Dr. Tunca Dogan on Development and Application of Data-Driven Approaches to Make Sense out of Large-Scale and Heterogeneous Biomolecular Data

Assoc. Prof. Tunca Doğan will give a seminar on “Development and Application of Data-Driven Approaches to Make Sense out of Large-Scale and Heterogeneous Biomolecular Data” on 15 November at 13:40. The abstract of the talk and a short bio is shared below.


Bio:
Dr. Tunca Doğan has graduated from both the undergraduate and MSc programs in Middle East Technical University (METU), Faculty of Engineering, studying in the field of process engineering. He started conducting research in computational biology and bioinformatics areas during his Ph.D. study back in 2010. He received his joint Ph.D. degree from the interdisciplinary Bioengineering program, hosted by the Electrical & Electronics Engineering Department in Izmir Institute of Technology, and the Graduate School of Health Sciences and the Faculty of Medicine, DEU in 2013. Between the years 2013 and 2016, Dr. Dogan served as a post-doctoral researcher at the European Bioinformatics Institute (EMBL-EBI), Protein Function Development (UniProt) team, and at the University of Cambridge, UK. Between 2016 and 2019, he worked both as a research associate at EMBL-EBI and as an adjunct faculty member at the Institute of Informatics in METU, Turkey. Dr. Dogan currently is a faculty member at the Department of Computer Engineering, Hacettepe University, Turkey. His research interests lie in the fields of bioinformatics and cheminformatics, and can be summarized as developing and applying data science and AI-based computational methods for biomolecular function/property prediction, and computational drug discovery.

Abstract:
The recent availability of inexpensive technologies led to a surge of biological/biomedical data production and accumulation in public servers.
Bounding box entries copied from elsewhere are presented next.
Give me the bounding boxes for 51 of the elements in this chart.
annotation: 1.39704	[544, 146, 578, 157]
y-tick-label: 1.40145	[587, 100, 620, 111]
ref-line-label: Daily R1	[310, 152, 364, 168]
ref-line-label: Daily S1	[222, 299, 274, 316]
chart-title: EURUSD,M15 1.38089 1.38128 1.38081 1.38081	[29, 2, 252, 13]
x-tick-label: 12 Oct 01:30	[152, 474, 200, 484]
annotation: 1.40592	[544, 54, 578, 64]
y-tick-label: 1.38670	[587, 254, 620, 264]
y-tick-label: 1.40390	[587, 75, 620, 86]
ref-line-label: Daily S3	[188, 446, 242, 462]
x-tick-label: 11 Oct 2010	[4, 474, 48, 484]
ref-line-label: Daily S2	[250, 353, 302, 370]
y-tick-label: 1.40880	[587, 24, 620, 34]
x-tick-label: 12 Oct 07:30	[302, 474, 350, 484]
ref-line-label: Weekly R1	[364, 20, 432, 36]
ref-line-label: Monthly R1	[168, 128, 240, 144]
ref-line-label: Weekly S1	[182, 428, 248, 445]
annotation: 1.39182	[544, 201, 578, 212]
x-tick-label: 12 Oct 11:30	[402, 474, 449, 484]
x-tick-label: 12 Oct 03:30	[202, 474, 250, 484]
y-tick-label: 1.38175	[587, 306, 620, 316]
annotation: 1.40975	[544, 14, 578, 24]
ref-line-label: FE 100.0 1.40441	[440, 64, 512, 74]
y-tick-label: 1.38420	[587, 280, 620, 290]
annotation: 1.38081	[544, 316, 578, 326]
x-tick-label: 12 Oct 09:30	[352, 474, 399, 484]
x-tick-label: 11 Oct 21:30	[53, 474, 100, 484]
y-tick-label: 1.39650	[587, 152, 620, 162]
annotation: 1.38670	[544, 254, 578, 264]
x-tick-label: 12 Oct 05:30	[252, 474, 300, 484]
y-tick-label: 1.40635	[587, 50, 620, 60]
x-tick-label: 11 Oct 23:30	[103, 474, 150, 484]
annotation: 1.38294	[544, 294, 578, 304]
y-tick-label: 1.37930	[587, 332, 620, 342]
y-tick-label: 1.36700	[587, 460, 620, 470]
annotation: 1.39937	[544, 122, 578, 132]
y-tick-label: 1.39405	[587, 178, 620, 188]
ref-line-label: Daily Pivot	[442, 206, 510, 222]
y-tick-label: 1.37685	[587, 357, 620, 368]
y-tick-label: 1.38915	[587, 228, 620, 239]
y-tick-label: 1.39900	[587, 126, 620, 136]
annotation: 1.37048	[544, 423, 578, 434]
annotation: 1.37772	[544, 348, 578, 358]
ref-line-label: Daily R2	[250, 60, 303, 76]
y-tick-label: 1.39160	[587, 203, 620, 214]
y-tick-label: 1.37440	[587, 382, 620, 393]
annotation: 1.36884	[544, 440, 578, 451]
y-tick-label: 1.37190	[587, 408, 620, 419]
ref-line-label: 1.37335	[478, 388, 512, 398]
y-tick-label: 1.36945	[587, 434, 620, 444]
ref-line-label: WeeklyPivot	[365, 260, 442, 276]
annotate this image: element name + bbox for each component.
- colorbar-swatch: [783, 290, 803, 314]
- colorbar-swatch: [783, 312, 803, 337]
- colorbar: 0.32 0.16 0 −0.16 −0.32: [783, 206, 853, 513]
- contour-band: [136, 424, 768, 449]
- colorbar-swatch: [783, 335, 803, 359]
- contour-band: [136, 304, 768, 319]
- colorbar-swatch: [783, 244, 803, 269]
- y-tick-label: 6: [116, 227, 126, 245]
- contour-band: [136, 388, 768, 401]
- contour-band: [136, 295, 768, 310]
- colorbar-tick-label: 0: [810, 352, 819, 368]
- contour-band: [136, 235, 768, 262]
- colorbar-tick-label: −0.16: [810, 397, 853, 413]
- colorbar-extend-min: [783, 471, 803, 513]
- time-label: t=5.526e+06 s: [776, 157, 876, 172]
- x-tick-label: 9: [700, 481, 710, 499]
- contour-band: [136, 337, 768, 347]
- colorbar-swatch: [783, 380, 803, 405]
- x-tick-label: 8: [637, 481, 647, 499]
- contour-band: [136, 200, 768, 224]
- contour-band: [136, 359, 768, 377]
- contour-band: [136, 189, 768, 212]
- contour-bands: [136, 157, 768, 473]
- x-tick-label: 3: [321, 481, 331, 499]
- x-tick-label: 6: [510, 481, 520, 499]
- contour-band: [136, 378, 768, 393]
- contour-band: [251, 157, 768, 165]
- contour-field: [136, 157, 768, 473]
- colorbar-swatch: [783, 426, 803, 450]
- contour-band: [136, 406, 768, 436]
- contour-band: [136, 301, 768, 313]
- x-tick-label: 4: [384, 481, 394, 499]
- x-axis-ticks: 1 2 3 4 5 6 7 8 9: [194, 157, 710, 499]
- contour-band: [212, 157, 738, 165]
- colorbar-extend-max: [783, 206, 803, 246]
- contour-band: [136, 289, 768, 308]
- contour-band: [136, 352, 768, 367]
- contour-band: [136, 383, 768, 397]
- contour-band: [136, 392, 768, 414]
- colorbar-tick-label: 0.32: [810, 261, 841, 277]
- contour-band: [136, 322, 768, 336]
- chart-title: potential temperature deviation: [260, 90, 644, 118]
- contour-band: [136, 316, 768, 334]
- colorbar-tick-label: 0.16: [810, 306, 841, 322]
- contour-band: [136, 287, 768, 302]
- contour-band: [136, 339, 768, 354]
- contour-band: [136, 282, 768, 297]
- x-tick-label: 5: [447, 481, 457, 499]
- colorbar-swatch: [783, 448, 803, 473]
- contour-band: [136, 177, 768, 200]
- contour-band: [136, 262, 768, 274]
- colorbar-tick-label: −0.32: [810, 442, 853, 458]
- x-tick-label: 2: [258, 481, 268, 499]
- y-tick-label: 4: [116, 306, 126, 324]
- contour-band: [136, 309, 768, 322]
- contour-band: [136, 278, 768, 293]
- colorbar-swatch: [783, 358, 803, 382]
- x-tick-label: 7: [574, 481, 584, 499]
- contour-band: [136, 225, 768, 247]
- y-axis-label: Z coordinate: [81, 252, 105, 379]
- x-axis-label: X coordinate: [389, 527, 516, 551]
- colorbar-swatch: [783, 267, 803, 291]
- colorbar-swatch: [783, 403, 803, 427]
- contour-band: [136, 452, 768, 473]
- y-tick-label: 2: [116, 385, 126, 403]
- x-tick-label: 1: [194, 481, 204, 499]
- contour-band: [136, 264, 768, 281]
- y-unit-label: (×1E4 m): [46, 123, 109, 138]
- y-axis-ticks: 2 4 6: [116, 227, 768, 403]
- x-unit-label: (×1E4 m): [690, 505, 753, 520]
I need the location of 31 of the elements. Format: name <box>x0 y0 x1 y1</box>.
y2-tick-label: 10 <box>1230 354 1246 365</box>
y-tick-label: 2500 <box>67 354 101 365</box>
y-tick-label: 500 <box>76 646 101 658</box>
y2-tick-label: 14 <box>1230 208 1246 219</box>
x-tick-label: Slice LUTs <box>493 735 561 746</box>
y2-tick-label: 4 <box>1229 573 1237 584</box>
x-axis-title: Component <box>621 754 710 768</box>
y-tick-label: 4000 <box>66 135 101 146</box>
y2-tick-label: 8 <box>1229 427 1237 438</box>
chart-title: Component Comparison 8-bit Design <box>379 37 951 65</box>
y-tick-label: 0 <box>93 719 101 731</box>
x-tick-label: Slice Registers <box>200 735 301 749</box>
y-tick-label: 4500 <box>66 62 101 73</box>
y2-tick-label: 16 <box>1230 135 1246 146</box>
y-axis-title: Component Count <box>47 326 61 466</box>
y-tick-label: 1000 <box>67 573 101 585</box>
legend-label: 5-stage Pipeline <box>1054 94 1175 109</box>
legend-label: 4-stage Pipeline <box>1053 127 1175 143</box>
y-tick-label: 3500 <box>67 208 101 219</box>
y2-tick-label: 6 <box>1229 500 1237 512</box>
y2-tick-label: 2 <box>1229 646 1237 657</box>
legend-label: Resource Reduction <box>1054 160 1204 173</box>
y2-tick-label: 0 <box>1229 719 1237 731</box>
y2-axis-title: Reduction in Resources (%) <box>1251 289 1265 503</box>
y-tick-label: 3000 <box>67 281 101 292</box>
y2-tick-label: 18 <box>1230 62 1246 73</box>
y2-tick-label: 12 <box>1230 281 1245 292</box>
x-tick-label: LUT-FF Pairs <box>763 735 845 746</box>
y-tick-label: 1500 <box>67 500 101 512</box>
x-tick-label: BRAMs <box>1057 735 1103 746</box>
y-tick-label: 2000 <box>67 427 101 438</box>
These noisy, complex and large-scale data should be analyzed in order to understand mechanisms that constitute life and to develop new and effective treatments against prevalent diseases. A key concept in this endeavour is the prediction of unknown attributes and properties of biomolecules (i.e., genes, proteins and RNAs) such as their molecular functions, physical interactions, etc., together with their relationships to high-level biomedical concepts such as systems and diseases. Lately, cutting-edge data-driven approaches are starting to be applied to biological data to aid the development of novel and effective in silico solutions. In this seminar, I’ll summarize our efforts for integrating and representing heterogeneous data from different biological/biomedical data resources (i.e., the CROssBAR project) together with the development and application of deep learning-based computational methods for enriching the integrated data by predicting unknown functions and drug discovery centric ligand interactions of human genes and proteins.